Répétons-le : le point culminant de la guerre maritime, l’apogée de la crise sera toujours le moment où la flotte liera ses opérations à celles de l’armée pour amener une solution que, séparées, ni l’une ni l’autre ne sauraient obtenir. C’est ainsi que la stratégie navale se rattache à celle des armées, sans se confondre avec elle, et que les combinaisons de la première assurent le succès des combinaisons de la seconde ; c’est ainsi que d’habiles généraux ou de grands capitaines, Cimon en Pamphylie, Scipion en Afrique, César en Bretagne et en Épire, Napoléon en Egyple, poursuivent à terre, avec leur armée, le résultat décisif que leur flotte a su préparer.

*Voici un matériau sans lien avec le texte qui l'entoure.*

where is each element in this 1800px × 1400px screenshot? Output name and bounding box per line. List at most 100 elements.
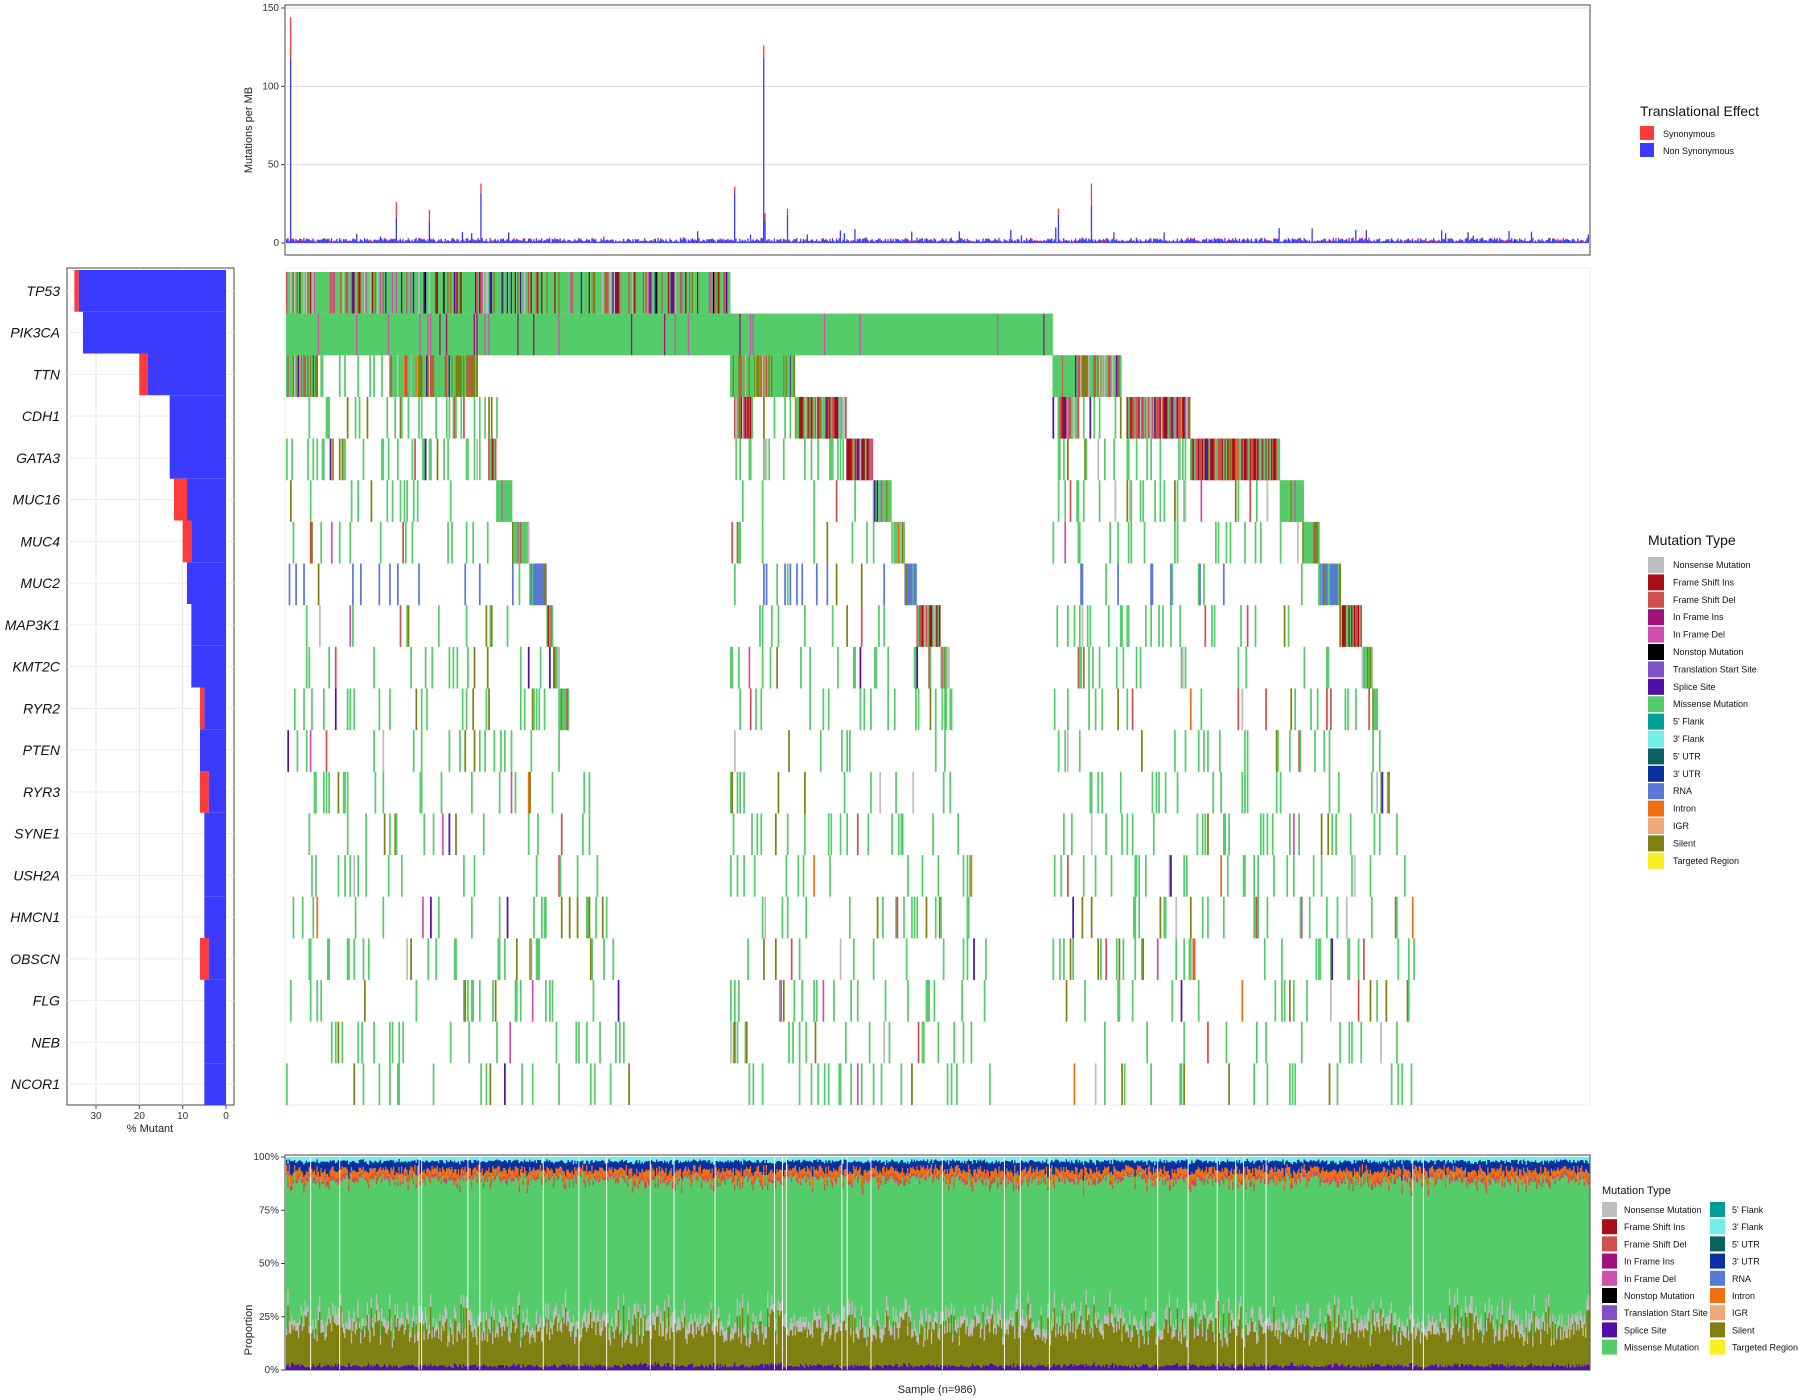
waterfall-cell	[585, 896, 588, 939]
burden-bar-syn	[752, 239, 754, 240]
waterfall-cell	[1348, 1021, 1351, 1064]
waterfall-cell	[801, 313, 804, 356]
waterfall-cell	[841, 730, 843, 772]
burden-bar-nonsyn	[1388, 239, 1390, 243]
waterfall-cell	[667, 272, 670, 314]
burden-bar-nonsyn	[723, 240, 725, 243]
waterfall-cell	[1138, 855, 1141, 897]
waterfall-cell	[330, 438, 333, 481]
waterfall-cell	[560, 813, 563, 856]
proportion-segment	[328, 1189, 331, 1308]
waterfall-cell	[341, 438, 344, 481]
waterfall-cell	[415, 272, 418, 314]
waterfall-cell	[1237, 646, 1240, 689]
waterfall-cell	[658, 313, 661, 356]
waterfall-cell	[552, 313, 555, 356]
waterfall-cell	[912, 313, 915, 356]
waterfall-cell	[904, 563, 907, 606]
burden-bar-nonsyn	[1332, 238, 1334, 243]
waterfall-cell	[730, 980, 732, 1022]
burden-bar-nonsyn	[308, 239, 310, 243]
waterfall-cell	[1204, 438, 1207, 481]
waterfall-cell	[408, 355, 411, 397]
waterfall-cell	[500, 313, 502, 356]
waterfall-cell	[431, 355, 434, 397]
waterfall-cell	[619, 272, 621, 314]
burden-bar-nonsyn	[1007, 241, 1009, 243]
burden-bar-syn	[786, 208, 789, 215]
waterfall-cell	[1063, 355, 1065, 397]
waterfall-cell	[354, 896, 357, 939]
burden-bar-nonsyn	[632, 239, 634, 243]
waterfall-cell	[568, 896, 571, 939]
waterfall-cell	[895, 771, 897, 814]
burden-bar-nonsyn	[1010, 230, 1012, 243]
burden-bar-nonsyn	[443, 241, 445, 243]
burden-bar-syn	[580, 239, 583, 241]
burden-bar-nonsyn	[702, 239, 704, 243]
mutation-type-legend-swatch	[1648, 818, 1664, 834]
burden-bar-nonsyn	[1110, 240, 1112, 243]
waterfall-cell	[474, 313, 477, 356]
waterfall-cell	[420, 730, 423, 772]
waterfall-cell	[338, 313, 341, 356]
waterfall-cell	[377, 272, 379, 314]
burden-bar-syn	[867, 239, 869, 241]
waterfall-cell	[579, 272, 582, 314]
waterfall-cell	[804, 396, 806, 439]
waterfall-cell	[649, 272, 652, 314]
waterfall-cell	[311, 272, 313, 314]
waterfall-cell	[907, 980, 909, 1022]
burden-bar-nonsyn	[1468, 241, 1471, 243]
waterfall-cell	[286, 355, 288, 397]
proportion-segment	[341, 1327, 344, 1366]
waterfall-cell	[1081, 563, 1084, 606]
waterfall-cell	[776, 313, 778, 356]
burden-bar-nonsyn	[1514, 239, 1517, 243]
proportion-segment	[320, 1157, 323, 1162]
waterfall-cell	[767, 355, 769, 397]
waterfall-cell	[756, 813, 759, 856]
burden-bar-syn	[1565, 238, 1567, 240]
burden-bar-nonsyn	[1429, 240, 1431, 243]
burden-bar-syn	[1554, 239, 1556, 241]
burden-bar-nonsyn	[1216, 239, 1218, 243]
waterfall-cell	[1114, 396, 1117, 439]
waterfall-cell	[763, 563, 765, 606]
waterfall-cell	[934, 313, 937, 356]
proportion-segment	[317, 1162, 320, 1172]
burden-bar-nonsyn	[1485, 240, 1488, 243]
proportion-segment	[289, 1161, 292, 1175]
burden-bar-syn	[399, 238, 401, 240]
waterfall-cell	[1248, 438, 1250, 481]
waterfall-cell	[933, 980, 936, 1022]
waterfall-cell	[391, 355, 394, 397]
proportion-segment	[330, 1364, 333, 1370]
waterfall-cell	[342, 771, 345, 814]
waterfall-cell	[1396, 896, 1398, 939]
waterfall-cell	[389, 1021, 391, 1064]
waterfall-cell	[550, 272, 553, 314]
burden-bar-syn	[1352, 237, 1354, 239]
waterfall-cell	[735, 355, 738, 397]
waterfall-cell	[689, 272, 691, 314]
burden-bar-nonsyn	[1431, 240, 1434, 243]
waterfall-cell	[1118, 980, 1121, 1022]
mutation-type-legend-swatch	[1648, 557, 1664, 573]
waterfall-cell	[1183, 938, 1186, 981]
burden-bar-nonsyn	[1304, 240, 1307, 243]
burden-bar-nonsyn	[601, 240, 604, 243]
waterfall-cell	[360, 272, 362, 314]
waterfall-cell	[888, 1021, 891, 1064]
waterfall-cell	[448, 813, 451, 856]
burden-bar-nonsyn	[1152, 239, 1155, 243]
waterfall-cell	[959, 313, 962, 356]
burden-bar-nonsyn	[1397, 238, 1399, 243]
burden-bar-nonsyn	[691, 238, 694, 243]
waterfall-cell	[1279, 771, 1282, 814]
waterfall-cell	[337, 855, 340, 897]
mutation-type-legend-swatch	[1648, 783, 1664, 800]
waterfall-cell	[1292, 480, 1295, 522]
waterfall-cell	[308, 313, 311, 356]
waterfall-cell	[1347, 688, 1349, 731]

C’est à terre, en effet, on ne peut se le dissimuler, que se joue toujours la dernière partie : Salamine n’a pu sauver la Grèce, ni Lépante la chrétienté ; il a fallu Vienne et Platée pour terminer, à ces deux grandes époques, la querelle sans cesse renaissante de la civilisation et de la barbarie. Invoquerait-on l’exemple isolé d’Actium ? Mais si, quittant au cap Malée la galerie royale, Antoine était venu reprendre à Canidius le commandement de ses légions, il aurait fallu un nouveau Pharsale pour décider du sort de l’empire.

J’ai dû reconnaître ici la seule, mais inévitable supériorité des armées sur les flottes : que les marins me le pardonnent ! La nature fixe à l’effort de ces vaillans les mêmes limites qu’à la mer… Mais qu’importent les hommes, les engins, les moyens d’action, à qui s’élève assez haut pour ne voir que le but suprême, le salut de la patrie !

D’ailleurs, il jouira d’une gloire assez éclatante pour satisfaire le plus ambitieux, l’amiral vainqueur qui, par le choc de ses cuirasses, saura ouvrir à nos bataillons une voie nouvelle et préparer cette offensive vigoureuse qui convient seule au tempérament de notre nation. La renommée de Courbet nous en est une preuve suffisante, et je n’en veux pour garant que les honneurs dont un peuple reconnaissant entoura la dépouille de ce grand maria qui, après tant de jours sombres, lui avait montré l’aurore d’une gloire nouvelle.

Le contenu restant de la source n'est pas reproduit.